Dysregulation of neuroimmune signaling plays an important role in promoting vascular cognitive impairment and dementia (VCID). Active research at the frontiers of neuroscience and immunology has highlighted the alterations in brain-resident microglia, astrocytes, and peripheral immune cells (neutrophils, monocytes, T cells, and B cells), as well as crosstalk between innate and adaptive immune cells in the development of neuropathology in different entities such as mild cognitive impairment (MCI), Alzheimer's disease (AD), vascular cognitive disorders (VaD), etc. Together with M1-type (pro-inflammatory) and M2-type (neuroprotective) microglia, single-cell transcriptomic studies have identified many functionally distinct microglial subsets in healthy and dementia brains, including disease-associated microglia (DAM), microglia neurodegenerative phenotype (MGnD), and morphologically activated microglia (PAM). Emerging evidence revealed key gene characteristics and communication points between novel microglial cell populations. For example, genes upregulated in DAM include several known AD risk genes, such as APOE and TREM2. Major players in transforming homeostatic microglia into MGnD are managed by the APOE/TREM2/CD33 pathway. Astrocytes with high heterogeneity are closely connected with microglial activation, pro-inflammatory monocyte recruitment, neurotoxic and inflammatory factor production, and boosting brain pathology by various immune-inflammatory mechanisms. Thus, deep and continued research in this area promises to establish immune-based therapies for re-establishing brain function in VCID.

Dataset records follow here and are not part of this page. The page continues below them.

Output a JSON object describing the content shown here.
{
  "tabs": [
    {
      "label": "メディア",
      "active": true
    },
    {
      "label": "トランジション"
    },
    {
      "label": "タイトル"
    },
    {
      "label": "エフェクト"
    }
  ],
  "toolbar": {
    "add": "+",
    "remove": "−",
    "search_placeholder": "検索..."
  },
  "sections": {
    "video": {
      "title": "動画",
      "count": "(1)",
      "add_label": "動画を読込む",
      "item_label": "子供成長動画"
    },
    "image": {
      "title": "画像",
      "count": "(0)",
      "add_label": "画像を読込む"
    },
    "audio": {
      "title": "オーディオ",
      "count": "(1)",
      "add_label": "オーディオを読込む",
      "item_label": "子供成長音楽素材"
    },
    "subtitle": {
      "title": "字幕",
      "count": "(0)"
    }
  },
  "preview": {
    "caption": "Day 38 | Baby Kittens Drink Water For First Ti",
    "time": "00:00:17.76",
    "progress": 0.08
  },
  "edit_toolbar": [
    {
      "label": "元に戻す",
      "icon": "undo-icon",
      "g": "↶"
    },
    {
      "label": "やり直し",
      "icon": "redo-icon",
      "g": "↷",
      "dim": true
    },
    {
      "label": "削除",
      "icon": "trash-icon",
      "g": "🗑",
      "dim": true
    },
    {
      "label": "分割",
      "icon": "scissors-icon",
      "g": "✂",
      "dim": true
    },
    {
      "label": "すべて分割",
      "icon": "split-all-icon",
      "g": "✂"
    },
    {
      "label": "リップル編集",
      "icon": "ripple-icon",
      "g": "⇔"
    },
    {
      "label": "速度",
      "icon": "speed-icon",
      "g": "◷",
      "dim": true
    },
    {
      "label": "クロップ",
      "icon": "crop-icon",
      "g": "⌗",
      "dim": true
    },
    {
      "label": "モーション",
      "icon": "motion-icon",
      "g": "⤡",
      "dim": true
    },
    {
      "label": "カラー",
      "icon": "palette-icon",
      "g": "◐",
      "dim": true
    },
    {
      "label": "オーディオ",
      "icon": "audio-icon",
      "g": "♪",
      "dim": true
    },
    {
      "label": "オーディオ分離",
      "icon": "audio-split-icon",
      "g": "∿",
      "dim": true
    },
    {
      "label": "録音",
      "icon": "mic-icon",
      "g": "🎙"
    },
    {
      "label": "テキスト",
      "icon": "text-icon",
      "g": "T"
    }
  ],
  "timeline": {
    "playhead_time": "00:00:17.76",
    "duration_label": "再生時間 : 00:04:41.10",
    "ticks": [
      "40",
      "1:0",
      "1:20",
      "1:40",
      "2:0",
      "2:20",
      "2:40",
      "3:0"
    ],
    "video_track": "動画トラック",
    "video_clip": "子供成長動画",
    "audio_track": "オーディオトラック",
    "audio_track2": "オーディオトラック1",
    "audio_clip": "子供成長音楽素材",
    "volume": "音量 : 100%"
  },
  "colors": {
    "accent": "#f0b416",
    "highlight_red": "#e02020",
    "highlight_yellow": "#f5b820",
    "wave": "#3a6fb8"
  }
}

This Research Topic aims to provide a forum to advance research on the contribution of neuroimmune signaling, disease-specific microglia phenotypes, and molecular genetic markers and their crosstalks between the peripheral immune system and the brain to the genesis and development of VCID and focuses on the latest progress in the potential of innovative immune-based pharmacological interventions and the development of drugs targeting neuroimmune inflammation, which will help achieve a beneficial impact on the pathogenesis and therapeutic discovery of VCID. The submission of original research, review, systematic review, mini review, perspective, opinion, and data report covering, but not limited to, the following subtopics are all welcome:
1) Novel findings on neuroimmune alterations in the function of microglia, astrocytes, and other brain cells, as well as the intersection between the peripheral immune system and the brain and how they affect cognition;
2) Impact of aging and how endocrine aging (e.g., menopause) affects cognitive status by influencing the immune response;
3) Key findings of promising blood and brain biomarkers, innovative brain imaging, and multi-omics studies underlying neuroimmune inflammation for predicting the early onset of VCID;
4) Discovery of immune-based drug molecules and therapies to improve brain function for the treatment of different entities in VCID;
5) Advances in ongoing clinical trials and their promise for improving brain function underlying neuroimmune inflammation.